Lakehead University’s Office of Aboriginal Initiatives invites you to join us on Thursday, Nov. 14 at 11:30 am at The Study Coffee House for Bi-Giwen: Reclaiming our Culture through Healing. A 60’s Scoop Survivor Movement.
During the 60s Scoop, over 20,000 Indigenous children in Canada were removed from their biological families, lands and culture – and trafficked across provinces, borders and overseas to be raised in non-Indigenous households.
The book Ohpikiihaakan-ohpihmeh delves into the personal and provocative narrative of Colleen Cardinal’s journey growing up in a non-Indigenous household as a 60s Scoop adoptee. Cardinal speaks frankly and intimately about instances of violence and abuse throughout her life, but this book is not a story of tragedy.

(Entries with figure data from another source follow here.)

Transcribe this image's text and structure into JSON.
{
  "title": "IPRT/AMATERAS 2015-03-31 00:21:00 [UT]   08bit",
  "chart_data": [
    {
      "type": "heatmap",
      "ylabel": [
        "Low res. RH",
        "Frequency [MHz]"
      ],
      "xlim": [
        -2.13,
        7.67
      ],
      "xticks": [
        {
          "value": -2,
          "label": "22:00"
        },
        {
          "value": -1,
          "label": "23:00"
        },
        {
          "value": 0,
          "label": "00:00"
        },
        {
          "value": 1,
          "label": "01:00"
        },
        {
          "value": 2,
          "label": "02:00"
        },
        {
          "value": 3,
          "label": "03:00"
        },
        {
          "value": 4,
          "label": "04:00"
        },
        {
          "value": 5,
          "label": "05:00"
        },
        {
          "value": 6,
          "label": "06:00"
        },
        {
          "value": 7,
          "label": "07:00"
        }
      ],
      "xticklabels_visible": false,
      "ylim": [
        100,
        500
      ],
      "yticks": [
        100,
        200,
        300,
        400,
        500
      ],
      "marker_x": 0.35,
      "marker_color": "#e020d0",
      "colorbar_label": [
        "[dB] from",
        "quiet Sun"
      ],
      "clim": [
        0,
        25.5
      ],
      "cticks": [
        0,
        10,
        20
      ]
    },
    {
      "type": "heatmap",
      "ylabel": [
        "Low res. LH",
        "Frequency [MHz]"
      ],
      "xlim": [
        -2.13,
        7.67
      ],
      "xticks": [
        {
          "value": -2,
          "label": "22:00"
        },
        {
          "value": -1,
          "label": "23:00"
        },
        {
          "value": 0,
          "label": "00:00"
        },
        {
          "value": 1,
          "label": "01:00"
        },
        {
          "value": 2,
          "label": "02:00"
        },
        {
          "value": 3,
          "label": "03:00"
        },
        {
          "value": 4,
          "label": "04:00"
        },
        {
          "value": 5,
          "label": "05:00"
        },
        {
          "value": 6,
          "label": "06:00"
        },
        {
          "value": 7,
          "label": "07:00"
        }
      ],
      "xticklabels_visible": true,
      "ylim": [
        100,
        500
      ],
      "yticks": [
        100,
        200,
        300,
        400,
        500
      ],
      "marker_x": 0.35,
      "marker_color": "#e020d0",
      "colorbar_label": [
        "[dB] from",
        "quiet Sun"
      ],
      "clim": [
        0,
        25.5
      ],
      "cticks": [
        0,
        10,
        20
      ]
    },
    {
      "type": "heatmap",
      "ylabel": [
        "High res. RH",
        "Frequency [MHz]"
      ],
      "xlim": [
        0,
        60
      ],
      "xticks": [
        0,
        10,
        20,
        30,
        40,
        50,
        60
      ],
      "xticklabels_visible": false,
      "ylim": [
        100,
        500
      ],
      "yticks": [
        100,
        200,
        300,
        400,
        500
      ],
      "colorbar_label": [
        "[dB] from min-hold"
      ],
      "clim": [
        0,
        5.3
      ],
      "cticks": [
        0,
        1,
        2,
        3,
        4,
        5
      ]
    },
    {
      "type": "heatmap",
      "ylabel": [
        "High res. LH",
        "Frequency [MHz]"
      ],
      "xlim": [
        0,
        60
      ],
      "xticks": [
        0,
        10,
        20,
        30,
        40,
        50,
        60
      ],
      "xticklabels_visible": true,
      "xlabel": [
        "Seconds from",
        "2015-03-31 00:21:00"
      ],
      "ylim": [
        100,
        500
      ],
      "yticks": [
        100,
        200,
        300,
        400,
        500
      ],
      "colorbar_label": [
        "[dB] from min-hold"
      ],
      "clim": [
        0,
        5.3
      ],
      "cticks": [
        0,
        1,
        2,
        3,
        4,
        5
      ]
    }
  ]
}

It is a story of empowerment, reclamation and, ultimately, personal reconciliation. It is a form of Indigenous resistance through truth-telling, a story that informs the narrative on missing and murdered Indigenous women, colonial violence, racism and the Indigenous child welfare system.
About the Author
Colleen Cardinal is Nehiyaw Iskwew from Onihcikiskowapowin Saddle Lake First Nation in Alberta, daughter of a residential school survivor, 60s scoop adoptee and MMIWG family member and social justice activist organizer. She is co-founder of the National Indigenous Survivors of Child Welfare Network and has successfully organized two national Indigenous Adoptee Gatherings in 2014 and 2015. Colleen is the proud mother of four grown children and enjoys spending her free time with her grandchildren.